Il a également noté que certains savants n’avaient pas consigné les enseignements du Shaykh pour deux raisons :
une modestie profonde et une révérence en sa présence
un manque de conscience de l’importance qu’il y avait à documenter ses paroles
D’autres se sont simplement appuyés sur le matériau déjà consigné durant la période antérieure du désert.
L’Intensité de l’enseignement de Shaykh al-Tijani à Fès
Malgré l’absence d’ouvrages écrits, la période de Fès fut l’une des plus extraordinaires par l’activité intellectuelle.
Le savant Sidi Muhammad al-Hajouji al-Hasani rapporte un témoignage du savant Sidi Ahmad Bennani, lequel dit que le Shaykh dictait un savoir si profond qu’il se sentait parfois accablé par la profondeur des vérités exposées.
Cette description reflète l’idée que Shaykh al-Tijani était devenu un vaste réservoir de connaissance, transmettant sans cesse à ses disciples des lumières spirituelles et intellectuelles.
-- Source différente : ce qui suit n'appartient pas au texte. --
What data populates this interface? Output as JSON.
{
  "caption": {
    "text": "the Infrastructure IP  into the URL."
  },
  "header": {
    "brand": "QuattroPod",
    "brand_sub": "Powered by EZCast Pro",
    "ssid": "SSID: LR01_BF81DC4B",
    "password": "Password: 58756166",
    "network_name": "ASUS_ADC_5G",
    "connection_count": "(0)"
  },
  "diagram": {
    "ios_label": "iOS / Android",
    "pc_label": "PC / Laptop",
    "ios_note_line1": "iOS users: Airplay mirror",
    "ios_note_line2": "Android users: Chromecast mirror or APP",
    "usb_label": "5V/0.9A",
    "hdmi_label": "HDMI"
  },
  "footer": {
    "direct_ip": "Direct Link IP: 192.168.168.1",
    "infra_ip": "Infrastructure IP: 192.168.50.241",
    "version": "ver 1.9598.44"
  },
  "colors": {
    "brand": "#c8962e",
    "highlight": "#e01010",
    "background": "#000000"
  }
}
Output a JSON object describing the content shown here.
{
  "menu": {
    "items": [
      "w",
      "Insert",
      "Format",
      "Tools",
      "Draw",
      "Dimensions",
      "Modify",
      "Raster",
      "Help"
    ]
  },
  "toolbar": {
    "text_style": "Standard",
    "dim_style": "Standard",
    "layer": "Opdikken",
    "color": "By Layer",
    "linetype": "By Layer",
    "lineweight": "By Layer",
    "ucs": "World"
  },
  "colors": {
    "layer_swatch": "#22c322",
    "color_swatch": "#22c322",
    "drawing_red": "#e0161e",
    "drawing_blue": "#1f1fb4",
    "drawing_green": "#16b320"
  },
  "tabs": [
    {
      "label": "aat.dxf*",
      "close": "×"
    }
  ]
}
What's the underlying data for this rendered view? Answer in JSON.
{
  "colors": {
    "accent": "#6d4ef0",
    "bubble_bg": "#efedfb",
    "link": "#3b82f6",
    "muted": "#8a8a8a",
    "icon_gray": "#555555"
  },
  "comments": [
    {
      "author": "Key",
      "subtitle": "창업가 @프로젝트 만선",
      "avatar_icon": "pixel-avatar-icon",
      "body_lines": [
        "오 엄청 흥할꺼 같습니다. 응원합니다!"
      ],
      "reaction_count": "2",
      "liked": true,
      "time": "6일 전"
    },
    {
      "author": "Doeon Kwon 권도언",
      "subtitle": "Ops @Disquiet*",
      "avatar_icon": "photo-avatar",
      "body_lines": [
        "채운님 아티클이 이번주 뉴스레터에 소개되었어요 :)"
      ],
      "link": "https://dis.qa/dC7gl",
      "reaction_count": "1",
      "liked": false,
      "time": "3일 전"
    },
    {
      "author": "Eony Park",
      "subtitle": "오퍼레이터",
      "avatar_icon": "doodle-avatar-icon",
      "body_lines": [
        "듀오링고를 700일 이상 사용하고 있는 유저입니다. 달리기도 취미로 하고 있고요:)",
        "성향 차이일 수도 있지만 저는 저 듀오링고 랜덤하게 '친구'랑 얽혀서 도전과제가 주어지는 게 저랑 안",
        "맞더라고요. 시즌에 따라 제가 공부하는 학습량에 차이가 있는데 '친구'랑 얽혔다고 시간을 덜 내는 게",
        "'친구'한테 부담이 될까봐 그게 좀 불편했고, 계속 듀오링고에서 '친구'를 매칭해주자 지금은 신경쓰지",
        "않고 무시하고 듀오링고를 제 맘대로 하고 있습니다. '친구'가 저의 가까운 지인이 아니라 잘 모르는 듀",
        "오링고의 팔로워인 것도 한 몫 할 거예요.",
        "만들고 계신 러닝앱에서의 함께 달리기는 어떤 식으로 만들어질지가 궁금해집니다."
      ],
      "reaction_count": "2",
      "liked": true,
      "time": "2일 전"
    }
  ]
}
La seule œuvre de la dernière période
Bien que les œuvres majeures eussent déjà été achevées plus tôt, un texte important de la période tardive existe :
Al-Ifada al-Ahmadiyya li-Muridi al-Sa‘ada al-Abadiyya
Ce livre a été rédigé par le noble savant Sidi al-Tayyib al-Sufyani.
Sans atteindre l’ampleur exhaustive des trois œuvres fondatrices, il demeure d’une valeur extrême, car il préserve de brèves paroles, des récits et des enseignements du Shaykh durant ses dernières années.
Le manuscrit perdu de Sidi Muhammad al-Hajouji
Une autre œuvre remarquable a existé jadis.
Le savant Sidi Muhammad al-Hajouji compila un livre rassemblant les fatwas, les enseignements et les paroles de Shaykh al-Tijani prononcés à Fès.
Ce manuscrit fut vu et lu par des savants postérieurs. Malheureusement, après avoir été exposé parmi des manuscrits lors de la première conférence tijanie internationale tenue à Fès en 1983, le manuscrit disparut.
Malgré des années de recherches, l’on ignore toujours où il se trouve.
Conclusion
L’héritage intellectuel de la voie tijanie s’enracine profondément dans les trois œuvres fondatrices rédigées durant la période du désert :
Jawahir al-Ma‘ani
Al-Jami‘
Rawd al-Muhib al-Fani
Ces textes ont saisi les enseignements essentiels de la voie durant les premières années de son émergence.
Plus tard, lorsque Sīdī Aḥmad al-Tijānī s’établit à Fès, son influence spirituelle atteignit sa plus haute expression. Pourtant, les enseignements de cette période finale et lumineuse ne furent que partiellement consignés, en grande partie en raison de l’absence des compagnons qui avaient auparavant documenté ses paroles.
Néanmoins, grâce aux œuvres survivantes telles que Al-Ifada al-Ahmadiyya et aux écrits de savants tijanis ultérieurs, un aperçu de cette époque extraordinaire continue d’illuminer l’histoire et la spiritualité de la voie tijanie.